Я часами планировала свое идеальное преступление. И в итоге решила, что моя лучшая версия такова: посреди ночи я привезла Роджера на мост Мид-Гудзон, отравила его и столкнула в воду. Чем бы объяснялось отсутствие тела. Но возникала еще одна проблема: мне надо было придумать, как я смогла убедить его поехать на мост в три часа ночи, и, если бы у меня это получилось, как бы я заставила его проглотить яд. Если уж взялась, надо было продумать все до мелочей. Больше всего я боялась, что копы все поймут и заклеймят меня скорбящей вдовой, потерявшей рассудок.
В полицию, в итоге, с повинной я не пошла. Не могу назвать это чистосердечным признанием. Какой бы сюжет я ни придумала, он зиял дырами, в которые мог влезть целый грузовик. Вместо этого я обратилась к алкоголю. Выбор пал на виски. Не потому, что внезапно его полюбила, а потому, что он ударяет в голову быстрее, чем пиво, обжигает язык и горло до самого желудка, а еще потому, что одного стакана – огромного, я едва могла его полностью обхватить – хватало, чтобы заглушить мое желание разразиться криками. Думаю, ты не удивишься, если я скажу, что о сне не могло быть и речи. Какое-то время виски приходил на помощь. Но потом все стало только хуже. Я не ложилась до двух, трех, четырех часов, бродила по дому со стаканом в одной руке и бутылкой в другой. Я предпочитала односолодовый. А не этот дерьмовый купажированный. А Дом… Я еще не упоминала об этом? Я больше не ощущала его. После того, как Тед взорвался атомной бомбой, я ничего не ощущала. Не знаю, была ли тому причиной моя, так сказать, сожженная электросхема, или он уничтожил все, что могло ощущаться, или же впервые за несколько месяцев я ощутила саму себя.

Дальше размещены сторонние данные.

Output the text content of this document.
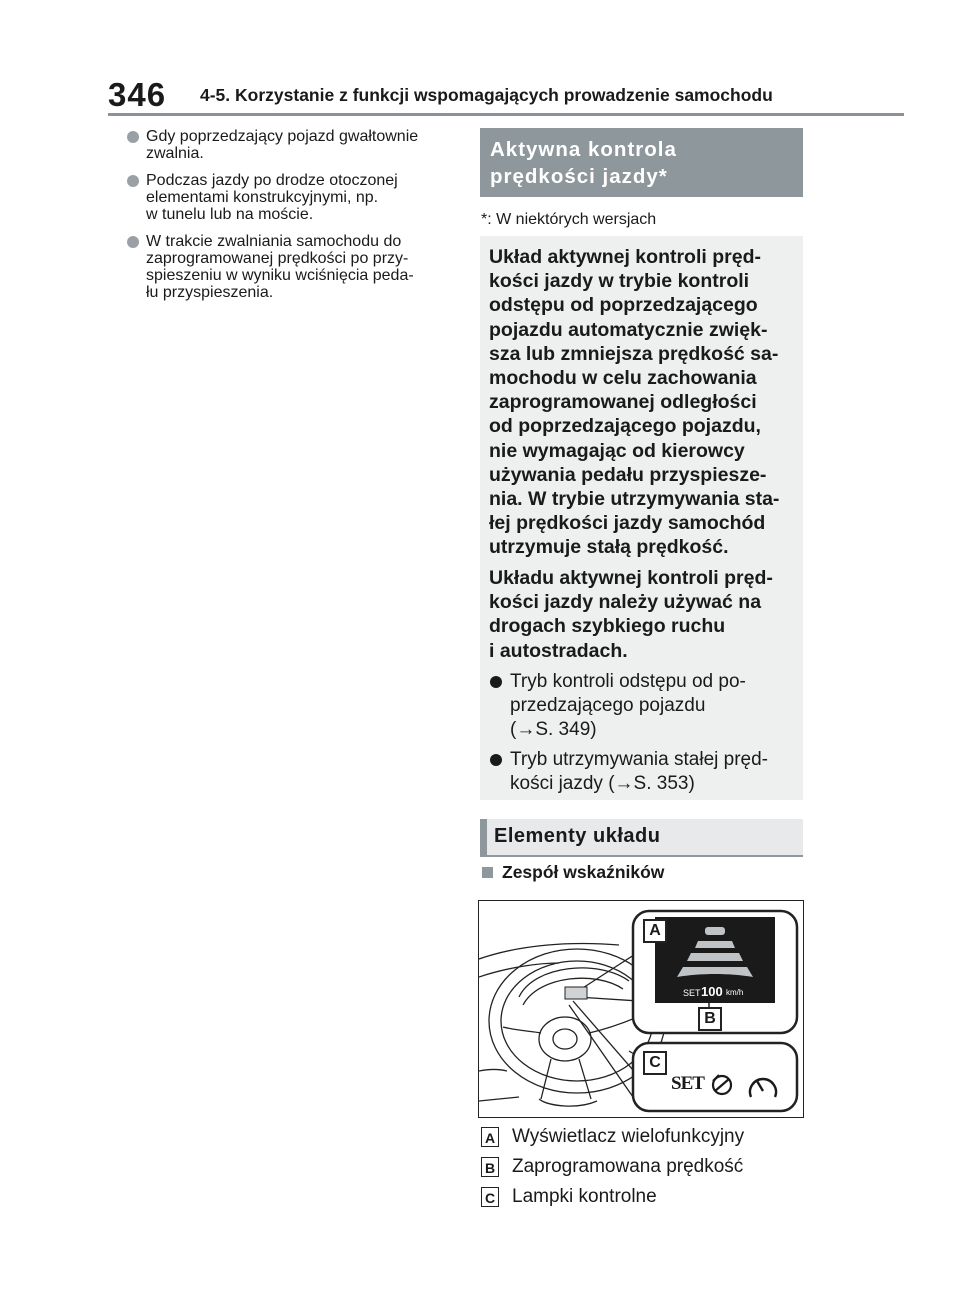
346 4-5. Korzystanie z funkcji wspomagających prowadzenie samochodu
Gdy poprzedzający pojazd gwałtownie
zwalnia.
Podczas jazdy po drodze otoczonej
elementami konstrukcyjnymi, np.
w tunelu lub na moście.
W trakcie zwalniania samochodu do
zaprogramowanej prędkości po przy-
spieszeniu w wyniku wciśnięcia peda-
łu przyspieszenia.
Aktywna kontrola
prędkości jazdy*
*: W niektórych wersjach
Układ aktywnej kontroli pręd-
kości jazdy w trybie kontroli
odstępu od poprzedzającego
pojazdu automatycznie zwięk-
sza lub zmniejsza prędkość sa-
mochodu w celu zachowania
zaprogramowanej odległości
od poprzedzającego pojazdu,
nie wymagając od kierowcy
używania pedału przyspiesze-
nia. W trybie utrzymywania sta-
łej prędkości jazdy samochód
utrzymuje stałą prędkość.
Układu aktywnej kontroli pręd-
kości jazdy należy używać na
drogach szybkiego ruchu
i autostradach.
Tryb kontroli odstępu od po-
przedzającego pojazdu
(→S. 349)
Tryb utrzymywania stałej pręd-
kości jazdy (→S. 353)
Elementy układu
Zespół wskaźników
SET 100 km/h
SET
A
B
C
A Wyświetlacz wielofunkcyjny
B Zaprogramowana prędkość
C Lampki kontrolne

Это, конечно, не значит, что странности прекратились. Однажды ночью, в декабре, перед Рождеством, Тед исчез со всех фотографий, которые я развесила по дому. Меня это так сбило с толку, что я не сразу, далеко не сразу поняла, в чем, собственно, дело. Когда до меня дошло, что на фотографии с флагом и голубым фоном не хватает Теда, я пробежалась по всем комнатам и коридорам, проверяя остальные. Все они были пустыми. Я не понимала, что это значит. Боялась, что Тед, сойдя с фотографий, опять начнет преследовать меня, а половина выпитой бутылки «Гленкинчи» окончательно убедила меня в этом. Остаток ночи я провела в машине, включив обогреватель на полную мощность и настроив радиоприемник на университетскую хеви-метал-станцию, чтобы не спать. На следующий день Тед вернулся на фотографии, заставив меня задаваться вопросом, а пропадал ли он с них вообще.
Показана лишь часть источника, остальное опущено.